Thursday, January 28, 2016

Greek media on 24-hour strike against pension reform – Yahoo Finance Spain

Athens, Jan 28 (EFE) .- The Greek media today began a 24-hour strike in protest against pension reform prepared by the Government and which involves the merger of all boxes into one.

From the six o’clock (0400 GMT) until the same time on Friday there will be news on television and radio, information is not updated in digital newspapers and the press will not go on newsstands Friday.

Also unemployment will second press offices of ministries and government press office.

Journalists ask your pension fund remains independent and is not included within a unified box.

“We call 24-hour strike on Thursday January 28 to protest against the attempt to get rid of our profession, which is through the elimination of social security rights, trade union rights and individual freedoms “,

said Athens Union of Journalists said in a statement. The government’s plans contemplate Alexis Tsipras Additional boxes merge all into one, and do the same with the main, as the Greek pension is divided into these two components.

In Greece, there are currently three major pension boxes, one for employees , one for farmers and one for the self.

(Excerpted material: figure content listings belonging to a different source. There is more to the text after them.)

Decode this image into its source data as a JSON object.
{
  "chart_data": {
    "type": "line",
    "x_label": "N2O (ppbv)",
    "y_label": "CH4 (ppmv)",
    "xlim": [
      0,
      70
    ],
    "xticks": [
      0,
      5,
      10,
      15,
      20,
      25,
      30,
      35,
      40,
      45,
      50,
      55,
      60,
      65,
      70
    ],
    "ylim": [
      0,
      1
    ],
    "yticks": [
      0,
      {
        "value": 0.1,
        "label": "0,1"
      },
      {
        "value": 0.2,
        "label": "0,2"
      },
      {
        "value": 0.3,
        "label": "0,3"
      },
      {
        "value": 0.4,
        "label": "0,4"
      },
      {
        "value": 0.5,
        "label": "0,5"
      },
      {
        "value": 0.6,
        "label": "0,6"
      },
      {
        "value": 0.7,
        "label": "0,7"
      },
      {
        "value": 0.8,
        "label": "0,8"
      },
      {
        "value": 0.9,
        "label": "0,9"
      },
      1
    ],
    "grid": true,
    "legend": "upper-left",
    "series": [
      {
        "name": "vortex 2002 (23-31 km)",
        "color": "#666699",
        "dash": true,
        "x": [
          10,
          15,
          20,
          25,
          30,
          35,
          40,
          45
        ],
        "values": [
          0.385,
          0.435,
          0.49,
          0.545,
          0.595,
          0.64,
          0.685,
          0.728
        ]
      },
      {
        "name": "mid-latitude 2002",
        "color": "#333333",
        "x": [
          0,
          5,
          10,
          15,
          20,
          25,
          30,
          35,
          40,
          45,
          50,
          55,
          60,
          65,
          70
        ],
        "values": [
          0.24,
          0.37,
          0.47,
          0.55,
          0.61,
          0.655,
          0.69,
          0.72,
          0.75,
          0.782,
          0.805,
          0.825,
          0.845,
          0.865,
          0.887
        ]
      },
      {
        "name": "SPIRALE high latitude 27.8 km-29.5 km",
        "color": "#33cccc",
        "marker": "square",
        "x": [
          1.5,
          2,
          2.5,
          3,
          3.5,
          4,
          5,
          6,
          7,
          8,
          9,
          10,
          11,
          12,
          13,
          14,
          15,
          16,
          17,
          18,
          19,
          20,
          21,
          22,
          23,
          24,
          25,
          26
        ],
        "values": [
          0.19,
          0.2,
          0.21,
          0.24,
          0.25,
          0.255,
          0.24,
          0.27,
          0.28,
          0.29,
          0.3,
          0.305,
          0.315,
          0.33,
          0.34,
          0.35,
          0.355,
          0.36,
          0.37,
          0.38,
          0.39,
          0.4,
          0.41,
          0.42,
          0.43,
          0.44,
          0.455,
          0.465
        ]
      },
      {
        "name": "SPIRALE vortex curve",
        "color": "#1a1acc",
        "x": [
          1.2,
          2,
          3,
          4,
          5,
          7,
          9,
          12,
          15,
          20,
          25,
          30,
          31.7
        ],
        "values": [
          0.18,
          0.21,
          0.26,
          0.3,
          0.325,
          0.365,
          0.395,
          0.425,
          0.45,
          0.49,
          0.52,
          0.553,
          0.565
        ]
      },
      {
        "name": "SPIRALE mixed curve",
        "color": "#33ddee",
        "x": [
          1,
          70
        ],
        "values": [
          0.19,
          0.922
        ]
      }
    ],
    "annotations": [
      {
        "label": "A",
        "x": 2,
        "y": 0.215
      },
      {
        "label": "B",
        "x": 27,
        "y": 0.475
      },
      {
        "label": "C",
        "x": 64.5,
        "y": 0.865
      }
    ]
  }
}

In addition there are a number of sectoral additional boxes, which form the second major pillar of retirement income.

“We demand the autonomy of the sector pension funds and resources and the rights of journalists that the government seeks to abolish are guaranteed, “said the note.

By noon there is called a demonstration outside the headquarters the journalists’ union.

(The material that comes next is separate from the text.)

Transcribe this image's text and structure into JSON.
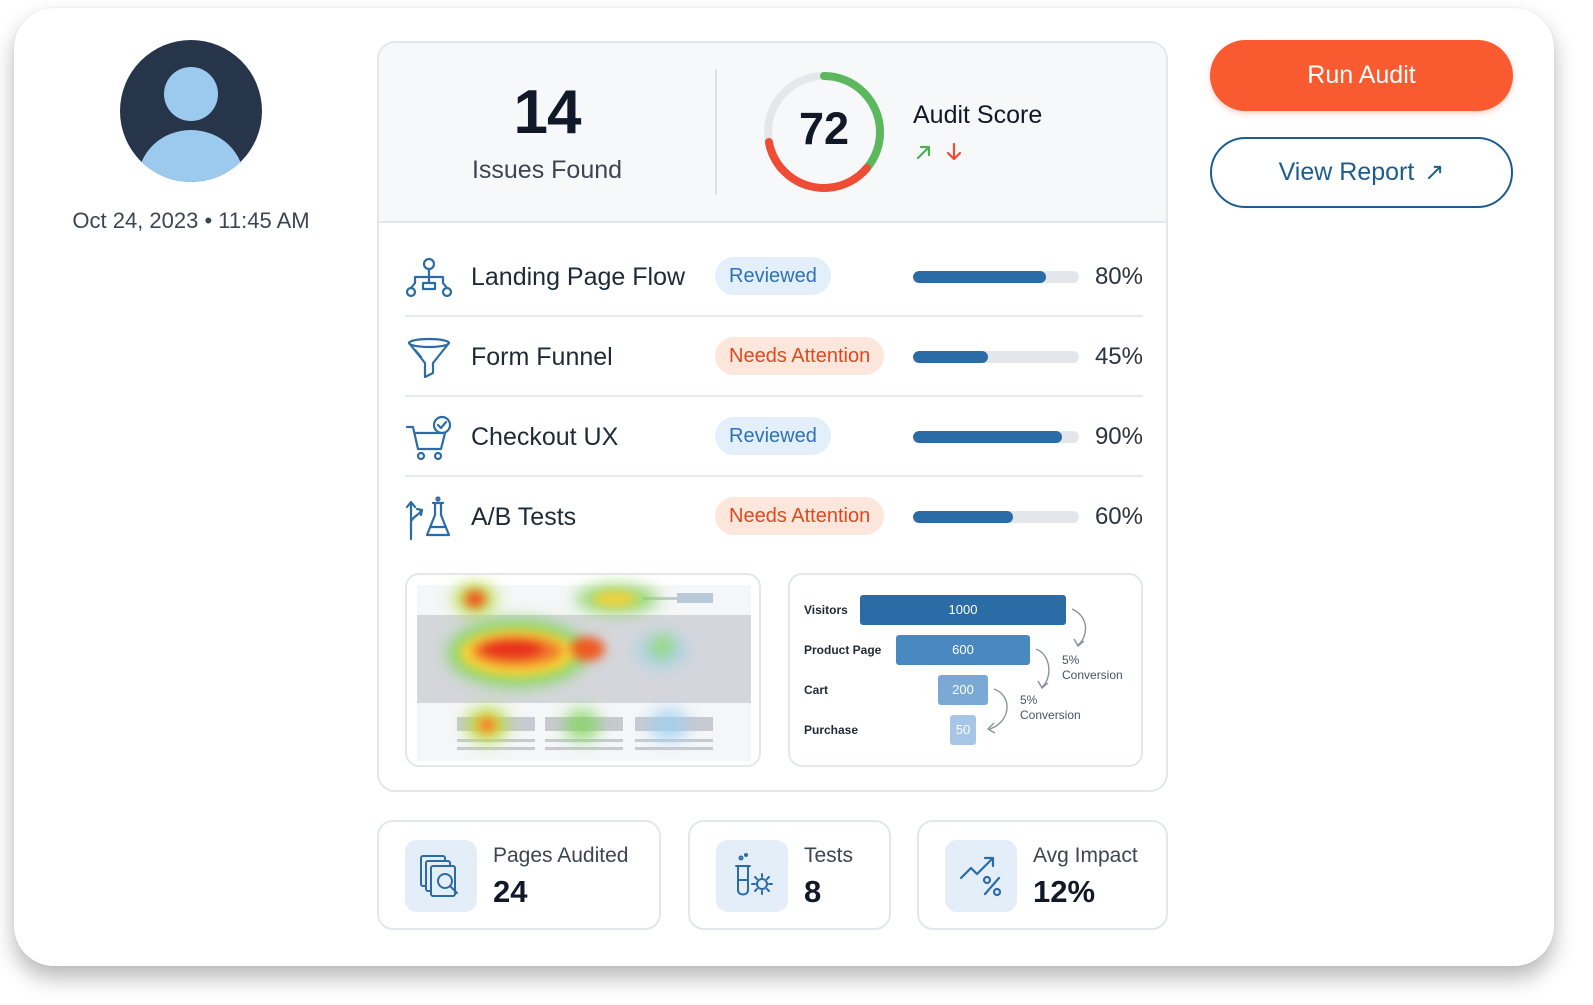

The media professionals are well ahead of the general strike they have called for the February 4 trade union confederations.

The reform of the pension system generates a broad social rejection because the Greeks have lived for eleven cuts more than 40% of their pensions.

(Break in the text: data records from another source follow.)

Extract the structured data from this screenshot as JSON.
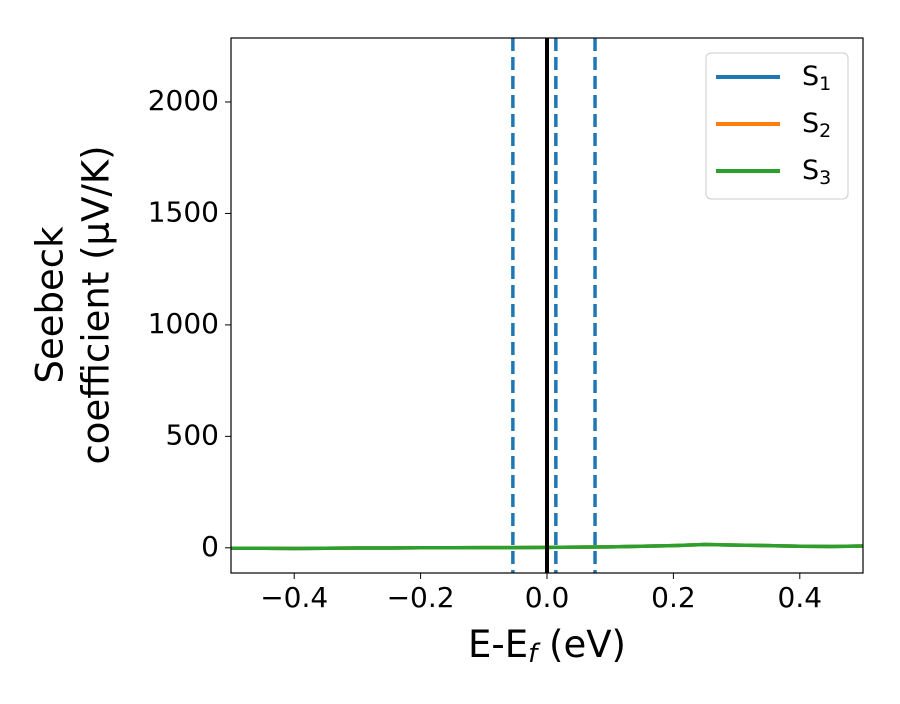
{
  "chart_data": {
    "type": "line",
    "xlabel": {
      "main": "E-E",
      "sub": "f",
      "rest": " (eV)"
    },
    "ylabel": [
      "Seebeck",
      "coefficient  (μV/K)"
    ],
    "x": [
      -0.5,
      -0.45,
      -0.4,
      -0.35,
      -0.3,
      -0.25,
      -0.2,
      -0.15,
      -0.1,
      -0.05,
      0.0,
      0.05,
      0.1,
      0.15,
      0.2,
      0.25,
      0.3,
      0.35,
      0.4,
      0.45,
      0.5
    ],
    "series": [
      {
        "name": {
          "main": "S",
          "sub": "1"
        },
        "color": "#1f77b4",
        "values": [
          -2,
          -2,
          -3,
          -2,
          -1,
          -1,
          0,
          0,
          1,
          1,
          2,
          3,
          4,
          7,
          10,
          15,
          12,
          10,
          7,
          6,
          8
        ]
      },
      {
        "name": {
          "main": "S",
          "sub": "2"
        },
        "color": "#ff7f0e",
        "values": [
          -2,
          -2,
          -3,
          -2,
          -1,
          -1,
          0,
          0,
          1,
          1,
          2,
          3,
          4,
          7,
          10,
          15,
          12,
          10,
          7,
          6,
          8
        ]
      },
      {
        "name": {
          "main": "S",
          "sub": "3"
        },
        "color": "#2ca02c",
        "values": [
          -2,
          -2,
          -3,
          -2,
          -1,
          -1,
          0,
          0,
          1,
          1,
          2,
          3,
          4,
          7,
          10,
          15,
          12,
          10,
          7,
          6,
          8
        ]
      }
    ],
    "vlines": [
      {
        "x": 0.0,
        "color": "#000000",
        "style": "solid"
      },
      {
        "x": -0.054,
        "color": "#1f77b4",
        "style": "dashed"
      },
      {
        "x": 0.014,
        "color": "#1f77b4",
        "style": "dashed"
      },
      {
        "x": 0.076,
        "color": "#1f77b4",
        "style": "dashed"
      }
    ],
    "xlim": [
      -0.5,
      0.5
    ],
    "xticks": [
      {
        "value": -0.4,
        "label": "−0.4"
      },
      {
        "value": -0.2,
        "label": "−0.2"
      },
      {
        "value": 0.0,
        "label": "0.0"
      },
      0.2,
      0.4
    ],
    "ylim": [
      -113,
      2287
    ],
    "yticks": [
      0,
      500,
      1000,
      1500,
      2000
    ],
    "legend": "upper right"
  }
}
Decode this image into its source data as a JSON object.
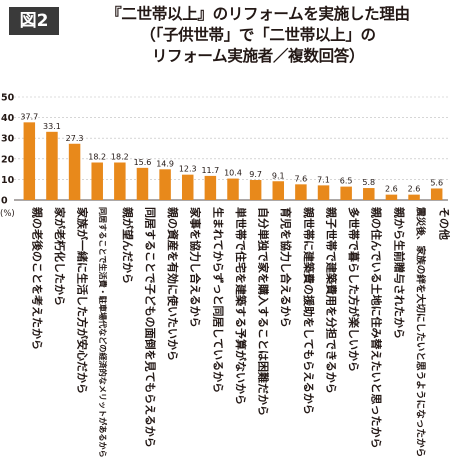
{
  "figure_label": "図2",
  "title_lines": [
    "『二世帯以上』のリフォームを実施した理由",
    "（「子供世帯」で「二世帯以上」の",
    "リフォーム実施者／複数回答）"
  ],
  "chart_data": {
    "type": "bar",
    "unit": "(%)",
    "ylim": [
      0,
      50
    ],
    "yticks": [
      0,
      10,
      20,
      30,
      40,
      50
    ],
    "grid": true,
    "bar_color": "#e8891b",
    "categories": [
      "親の老後のことを考えたから",
      "家が老朽化したから",
      "家族が一緒に生活した方が安心だから",
      "同居することで生活費・駐車場代などの経済的なメリットがあるから",
      "親が望んだから",
      "同居することで子どもの面倒を見てもらえるから",
      "親の資産を有効に使いたいから",
      "家事を協力し合えるから",
      "生まれてからずっと同居しているから",
      "単世帯で住宅を建築する予算がないから",
      "自分単独で家を購入することは困難だから",
      "育児を協力し合えるから",
      "親世帯に建築費の援助をしてもらえるから",
      "親子世帯で建築費用を分担できるから",
      "多世帯で暮らした方が楽しいから",
      "親の住んでいる土地に住み替えたいと思ったから",
      "親から生前贈与されたから",
      "震災後、家族の絆を大切にしたいと思うようになったから",
      "その他"
    ],
    "values": [
      37.7,
      33.1,
      27.3,
      18.2,
      18.2,
      15.6,
      14.9,
      12.3,
      11.7,
      10.4,
      9.7,
      9.1,
      7.6,
      7.1,
      6.5,
      5.8,
      2.6,
      2.6,
      5.6
    ],
    "value_labels": [
      "37.7",
      "33.1",
      "27.3",
      "18.2",
      "18.2",
      "15.6",
      "14.9",
      "12.3",
      "11.7",
      "10.4",
      "9.7",
      "9.1",
      "7.6",
      "7.1",
      "6.5",
      "5.8",
      "2.6",
      "2.6",
      "5.6"
    ]
  }
}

The protests and strikes in different sectors are linked in recent weeks.

Farmers meet today more than a week by blocking roads and highways across the country to demand the withdrawal of government reforms that involve a rise in their prices and the elimination of tax breaks.

According to the Executive The goal is to create a uniform structure that differentiates between autonomous, employees and farmers and even promised not to touch the main pensions, for the moment, whether it will implement cuts to supplementary estimates.

In the third bailout signed chariot with creditors (European Commission, European Central Bank, International Monetary Fund and European Stability Mechanism) Greece pledged to save on pensions by 1% of the annual gross domestic products (GDP), equivalent to 1,800 million euros.